I will never need to say, “if these walls could talk…” in reference to my apartment. This is not to say nothing of interest happens – it does, I assure you; we play Phase 10 regularly here. However, the walls, furniture, and decorations have been hand picked, prepared, painted, and placed by my graphic designer girlfriend. Needless to say, it is beautiful. Frequently, guests are so overtaken by its beauty that I must remind them we are not in Willy Wonka’s factory and the walls, if licked, will not taste like snozberries. Without exception, every new visitor remarks on the layout and the splash of color. If these walls could talk, the room would undoubtedly be vein (as to be expected, it was born and raised in Los Angeles), and everything they would say would already have been covered by its occupants. “Walls, what’s the most interesting thing that’s happened in the history of this room? Was there a murder or an attempt to train a gecko circus here?” “Why suggest such droll goings-ons? Can you not see this hand-crafted Emerald Coast floating desk underlying a series of descending, matching-framed cork-boards?”
And so I am cursed. I’ve been exposed to a world that I am too unskilled to participate in, and it has transformed me into a cynic. Like when a man (or woman, I don’t care what their ad campaign says) tastes Dr. Pepper for the first time, everything past sampled instantly becomes subpar in contrast. Now, whenever I’m at one of my friend’s homes, it’s as if I’m at the beginning of an episode of a Bravo reality series. I cringe at the state of the dwelling, then I cringe at my cringe. Even when listening to Cream’s “White Room,” I can’t help but wonder if the song would have reached Billboard’s number 1 had he spruced up the interior a bit.

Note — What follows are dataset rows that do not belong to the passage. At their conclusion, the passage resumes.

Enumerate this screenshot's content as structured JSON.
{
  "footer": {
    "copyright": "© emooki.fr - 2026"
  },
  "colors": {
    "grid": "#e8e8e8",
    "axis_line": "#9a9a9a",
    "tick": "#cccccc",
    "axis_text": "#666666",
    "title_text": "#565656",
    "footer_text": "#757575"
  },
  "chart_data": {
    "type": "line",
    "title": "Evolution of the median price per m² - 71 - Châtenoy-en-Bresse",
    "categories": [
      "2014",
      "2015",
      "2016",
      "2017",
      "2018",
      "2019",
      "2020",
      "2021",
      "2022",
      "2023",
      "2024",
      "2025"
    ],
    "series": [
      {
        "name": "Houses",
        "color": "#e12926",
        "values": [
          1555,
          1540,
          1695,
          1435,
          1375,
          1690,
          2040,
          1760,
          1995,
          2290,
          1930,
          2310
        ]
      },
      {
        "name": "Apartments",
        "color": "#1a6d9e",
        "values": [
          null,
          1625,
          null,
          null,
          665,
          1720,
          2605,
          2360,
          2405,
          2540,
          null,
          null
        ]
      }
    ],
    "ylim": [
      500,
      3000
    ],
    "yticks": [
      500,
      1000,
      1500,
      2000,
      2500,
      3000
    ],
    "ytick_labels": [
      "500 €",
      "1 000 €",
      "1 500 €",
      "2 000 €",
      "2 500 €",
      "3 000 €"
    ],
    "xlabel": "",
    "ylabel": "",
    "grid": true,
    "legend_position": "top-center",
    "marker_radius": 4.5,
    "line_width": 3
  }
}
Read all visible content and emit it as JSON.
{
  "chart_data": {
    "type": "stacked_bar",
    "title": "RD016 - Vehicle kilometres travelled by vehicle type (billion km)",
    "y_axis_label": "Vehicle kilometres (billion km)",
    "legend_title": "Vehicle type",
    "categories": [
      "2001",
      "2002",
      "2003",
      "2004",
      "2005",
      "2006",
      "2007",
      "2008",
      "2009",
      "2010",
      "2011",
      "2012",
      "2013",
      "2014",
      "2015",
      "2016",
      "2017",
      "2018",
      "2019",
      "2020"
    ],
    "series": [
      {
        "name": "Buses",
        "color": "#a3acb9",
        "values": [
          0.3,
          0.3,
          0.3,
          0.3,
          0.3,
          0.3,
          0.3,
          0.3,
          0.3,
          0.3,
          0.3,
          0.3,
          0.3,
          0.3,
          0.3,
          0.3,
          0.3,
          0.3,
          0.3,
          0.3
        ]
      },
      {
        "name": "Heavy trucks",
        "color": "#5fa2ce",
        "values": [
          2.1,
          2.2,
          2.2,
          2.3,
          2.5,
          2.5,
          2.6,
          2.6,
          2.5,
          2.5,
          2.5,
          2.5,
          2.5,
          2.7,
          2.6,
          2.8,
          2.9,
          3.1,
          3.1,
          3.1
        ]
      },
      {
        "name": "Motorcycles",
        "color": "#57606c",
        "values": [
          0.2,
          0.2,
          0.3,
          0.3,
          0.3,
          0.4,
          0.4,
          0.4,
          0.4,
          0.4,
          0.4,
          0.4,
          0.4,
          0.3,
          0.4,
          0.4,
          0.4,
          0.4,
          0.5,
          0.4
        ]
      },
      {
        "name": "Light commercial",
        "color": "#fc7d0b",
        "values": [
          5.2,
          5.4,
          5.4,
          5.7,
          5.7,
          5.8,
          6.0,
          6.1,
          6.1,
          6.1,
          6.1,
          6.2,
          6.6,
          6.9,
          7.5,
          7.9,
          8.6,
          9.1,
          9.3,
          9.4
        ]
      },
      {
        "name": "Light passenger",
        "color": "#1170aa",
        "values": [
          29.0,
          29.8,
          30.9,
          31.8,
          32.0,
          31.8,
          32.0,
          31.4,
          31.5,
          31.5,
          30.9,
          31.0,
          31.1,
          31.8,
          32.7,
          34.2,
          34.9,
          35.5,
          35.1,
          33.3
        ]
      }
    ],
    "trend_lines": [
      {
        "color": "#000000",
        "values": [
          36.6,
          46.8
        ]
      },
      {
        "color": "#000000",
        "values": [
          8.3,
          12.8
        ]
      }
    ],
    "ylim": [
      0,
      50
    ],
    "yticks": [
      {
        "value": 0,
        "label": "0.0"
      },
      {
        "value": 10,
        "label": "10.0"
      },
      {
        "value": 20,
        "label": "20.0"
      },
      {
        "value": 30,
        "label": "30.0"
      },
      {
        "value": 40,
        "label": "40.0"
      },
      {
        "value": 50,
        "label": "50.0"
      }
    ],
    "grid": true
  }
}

But I have no knowledge of what is tasteful, only what is not as I stare at it. When asked how I would set up a room, I go into a slight panic. My mind races to times when I remember being moved by a room’s interior with pieces I can accurately describe. “I think it’d look cool if you had black light posters of mushrooms and dragons, and an enormous tie-dye tapestry draped across your ceiling.” Only after blurting this out do I realize that it was not so much the design I was moved by as the variables that caused those pieces to perform a reproduction of Glengarry Glen Ross as I giggled and attempted to get to second base with a pillow. If I’m exposed and am asked for suggestions, all I can offer is that they go to the nearest cafe or art school and attempt to pick up a graphic designer to date/decorate their place. A good method of initiating conversation is by casually mentioning that you believe your apartment building has been tagged with a Banksy and you’d love a keen eye to verify its authenticity.
Not everyone has a knack for design. I certainly don’t. The most impressive visual art I’ve created is an above average picture of Stephen Colbert for a game of Draw Something on my cracked-screen ipod. Living in this functional interior design exhibit with its creator has me torn between two worlds, and I now feel uncomfortable in both. I’ll safely continue to tread water in this limbo, though, as I have checked out a copy of “The Idiot’s Guide to Pintrest” from the library.